17.01.2012 Zivilrecht

OGH: Verjährung von Ersatzansprüchen gem § 6 Abs 1 AHG

Entwickeln sich aus einer einzigen schädigenden Verhaltensweise fortlaufend gleichartige schädliche Folgen, die im überschaubaren Zusammenhang stehen und schon ursprünglich voraussehbar waren, so handelt es sich um einen einheitlichen Schaden, der schon durch die erste schädliche Auswirkung entstand; in solchen Fällen sind die Wirkungen des schädigenden Ereignisses bekannt, auch wenn erst ein Teil von ihnen eingetreten ist; die Verjährungsfrist beginnt daher ab Kenntnis der ersten schädigenden Auswirkung zu laufen


Schlagworte: Schadenersatzrecht, Amtshaftungsrecht, Ersatzansprüche, Verjährung, Kenntnis des Schadens, Entstehung des Schadens, einzige schädigende Verhaltensweise, fortlaufende gleichartige schädliche Folgen, Abschluss eines behördlichen Verfahrens
Gesetze:

§ 1 AHG, § 6 AHG, §§ 1295 ff ABGB

GZ 1 Ob 183/11k, 24.11.2011

 

OGH: Nach der Sonderregelung des § 6 Abs 1 AHG verjähren Ersatzansprüche nach § 1 AHG in drei Jahren nach Ablauf des Tages, an dem der Schaden dem Geschädigten bekannt geworden ist, keinesfalls aber vor einem Jahr nach Rechtskraft einer rechtsverletzenden Entscheidung oder Verfügung.

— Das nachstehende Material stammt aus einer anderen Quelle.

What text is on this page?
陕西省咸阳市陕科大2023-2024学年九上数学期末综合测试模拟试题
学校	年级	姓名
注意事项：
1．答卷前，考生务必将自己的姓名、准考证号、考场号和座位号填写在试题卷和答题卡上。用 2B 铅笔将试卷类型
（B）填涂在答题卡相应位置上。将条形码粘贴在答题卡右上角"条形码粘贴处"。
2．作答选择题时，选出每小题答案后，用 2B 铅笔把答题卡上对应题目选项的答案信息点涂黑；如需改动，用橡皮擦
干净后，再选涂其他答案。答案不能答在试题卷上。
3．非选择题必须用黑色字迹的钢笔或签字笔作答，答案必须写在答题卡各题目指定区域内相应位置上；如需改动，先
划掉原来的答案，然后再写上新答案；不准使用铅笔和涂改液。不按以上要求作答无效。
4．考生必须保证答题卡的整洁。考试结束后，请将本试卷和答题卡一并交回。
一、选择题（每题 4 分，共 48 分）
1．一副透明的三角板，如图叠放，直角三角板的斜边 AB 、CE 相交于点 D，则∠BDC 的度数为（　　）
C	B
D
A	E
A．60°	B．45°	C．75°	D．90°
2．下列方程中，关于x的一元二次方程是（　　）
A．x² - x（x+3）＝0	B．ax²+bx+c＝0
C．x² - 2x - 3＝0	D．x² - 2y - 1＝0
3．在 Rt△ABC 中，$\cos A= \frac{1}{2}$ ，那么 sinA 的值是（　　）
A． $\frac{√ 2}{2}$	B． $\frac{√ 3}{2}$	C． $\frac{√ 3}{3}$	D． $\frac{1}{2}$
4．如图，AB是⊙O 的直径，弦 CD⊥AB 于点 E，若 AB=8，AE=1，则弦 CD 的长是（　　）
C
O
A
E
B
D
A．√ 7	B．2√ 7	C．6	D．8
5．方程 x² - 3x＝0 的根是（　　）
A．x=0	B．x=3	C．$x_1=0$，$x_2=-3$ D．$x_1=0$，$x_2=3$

Ist dem Geschädigten der Schaden nicht bekannt geworden, so verjährt der Ersatzanspruch erst nach zehn Jahren nach der Entstehung des Schadens. Für den Beginn des Fristenlaufs stellen die Verjährungsbestimmungen des AHG nicht auf das schädigende Ereignis und die Kenntnis des Schädigers, sondern auf die Entstehung (= Wirksamkeit) des Schadens und bei der dreijährigen Verjährungsfrist auf dessen Kenntnis ab. Die in § 6 Abs 1 AHG vorgesehene dreijährige Verjährung beginnt zwar nicht vor dem tatsächlichen Schadenseintritt zu laufen, mit dessen positiver Kenntnis wird sie aber auch schon dann in Lauf gesetzt, wenn der Geschädigte die Schadenshöhe noch nicht beziffern kann oder ihm noch nicht alle Schadensfolgen bekannt oder diese auch noch nicht zur Gänze eingetreten sind. Entwickeln sich nun aus einer einzigen schädigenden Verhaltensweise fortlaufend gleichartige schädliche Folgen, die im überschaubaren Zusammenhang stehen und schon ursprünglich voraussehbar waren, so handelt es sich um einen einheitlichen Schaden, der schon durch die erste schädliche Auswirkung entstand. In solchen Fällen sind die Wirkungen des schädigenden Ereignisses bekannt, auch wenn erst ein Teil von ihnen eingetreten ist; die Verjährungsfrist beginnt daher ab Kenntnis der ersten schädigenden Auswirkung zu laufen. Die schon eingetretenen und aus demselben Schadensereignis voraussehbaren zukünftigen Schäden (Teil[-folge-]schäden) bilden verjährungsrechtlich eine Einheit. Sie lösen verjährungsrechtlich keinen gesonderten Fristenlauf aus. Der drohenden Verjährung des Feststellungsanspruchs für solche Folgeschäden ist wie nach § 1489 erster Satz ABGB mit einer Feststellungsklage innerhalb der Verjährungsfrist zu begegnen.

 

Zwar kann im Regelfall von einer Kenntnis des Schadens erst nach Abschluss eines behördlichen Verfahrens ausgegangen werden, sofern nämlich erst mit dessen Ergebnis feststeht, ob dem Geschädigten überhaupt ein Schaden entstanden ist. Dies gilt aber nur dann, wenn bis zum Vorliegen des endgültigen Verfahrensergebnisses Ungewissheit über die Entstehung eines Schadens besteht. Ausreichende Kenntnis vom Schaden kann allerdings im Einzelfall auch gegeben sein, wenn bereits vorher „gesicherte Verfahrensergebnisse“ vorliegen oder der Geschädigte erdrückende Beweise ignoriert.